Mentre mi sforzo di pensare che sono, la Morte continua ad arare col suo sguardo e il suo comando, come con un vomere, le glebe, e quelle sempre più si aprono fino all’orizzonte lontano; e solca le onde dei mari privi di vele, e le acque si aprono in voragini liquide.
   E poi da solchi di terra e da solchi di mare sorgono, ricomponendosi, le bianche cose che ho visto sparse e slegate. Sono milioni e milioni e milioni di scheletri che affiorano dagli oceani, che si drizzano su dal suolo. Scheletri di tutte le altezze. Da quelli minuscoli degli infanti dalle manine simili a piccoli ragni polverosi, a quelli di uomini adulti, e anche giganteschi, la cui mole fa pensare a qualche essere antidiluviano. E stanno stupiti e come tremanti, simili a coloro che sono svegliati di soprassalto da un profondo sonno e non si raccapezzano del dove si trovano.

   La vista di tutti quei corpi scheletriti, biancheggianti in quella "non luce" da Apocalisse, è tremenda.

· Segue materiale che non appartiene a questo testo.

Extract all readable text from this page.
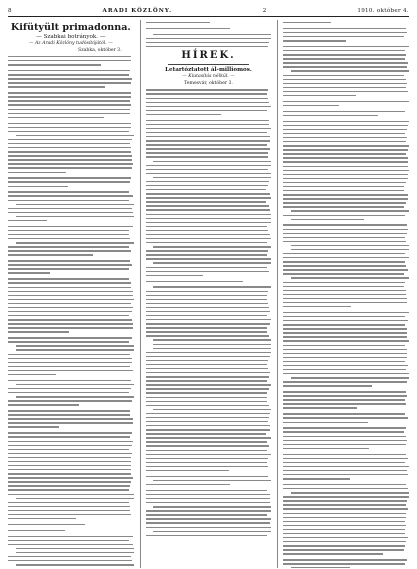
8	ARADI KÖZLÖNY.	2	1910. október 4.
Kifütyült primadonna.
— Szabkai botrányok. —
— Az Aradi Közlöny tudósítójától. —
Szabka, október 3.	HÍREK.
Letartóztatott ál-milliomos.
— Kiutasítás nélkül. —
Temesvár, október 3.
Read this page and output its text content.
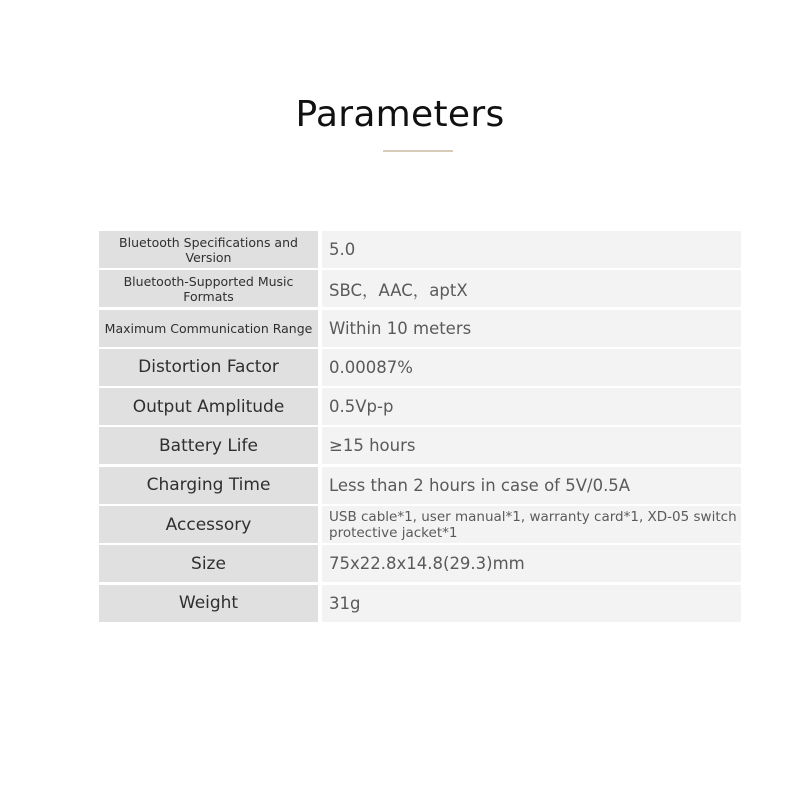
Parameters
Bluetooth Specifications and Version	5.0
Bluetooth-Supported Music Formats	SBC，AAC，aptX
Maximum Communication Range	Within 10 meters
Distortion Factor	0.00087%
Output Amplitude	0.5Vp-p
Battery Life	≥15 hours
Charging Time	Less than 2 hours in case of 5V/0.5A
Accessory	USB cable*1, user manual*1, warranty card*1, XD-05 switch protective jacket*1
Size	75x22.8x14.8(29.3)mm
Weight	31g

   E poi intorno a quegli scheletri si condensa lentamente una nebulosità simile a nebbia sorgente dal suolo aperto, dagli aperti mari, prende forma e opacità, si fa carne, corpo simile a quello di noi vivi; gli occhi, anzi le occhiaie, si riempiono d’iridi, gli zigomi si coprono di guance, sulle mandibole scoperte si stendono le gengive e le labbra si riformano e i capelli tornano sui crani e le braccia si fanno tornite e le dita agili e tutto il corpo torna vivo, uguale a come è il nostro.

   Uguale, ma diverso nell’aspetto. Vi sono corpi bellissimi, di una perfezione di forme e di colori che li fanno simili a capolavori d’arte. Ve ne sono altri orridi, non per sciancature o deformazioni vere e proprie, ma per l’aspetto generale che è più da bruto che da uomo. Occhi torvi, viso contratto, aspetto belluino e, ciò che più mi colpisce, una cupezza che si emana dal corpo aumentando il lividore dell’aria che li circonda. Mentre i bellissimi hanno occhi ridenti, viso sereno, aspetto soave, e emanano una luminosità che fa aureola intorno al loro essere dal capo ai piedi e si irradia all’intorno.

   Se tutti fossero come i primi, l’oscurità diverrebbe totale al punto di celare ogni cosa. Ma in virtù dei secondi la luminosità non solo perdura ma aumenta, tanto che posso notare tutto per bene.
   I brutti, sul cui destino di maledizione non ho dubbi poiché portano questa maledizione segnata in fronte, tacciono gettando sguardi spauriti e torvi, da sotto in su intorno a sé, e si aggruppano da un lato ad un intimo comando che non intendo ma che deve esser dato da qualcuno e percepito dai risorti. I bellissimi pure si questi bellissimi, cantano un coro lento e soave di benedizione a Dio.
   Non vedo altro. Comprendo di aver visto la risurrezione finale4.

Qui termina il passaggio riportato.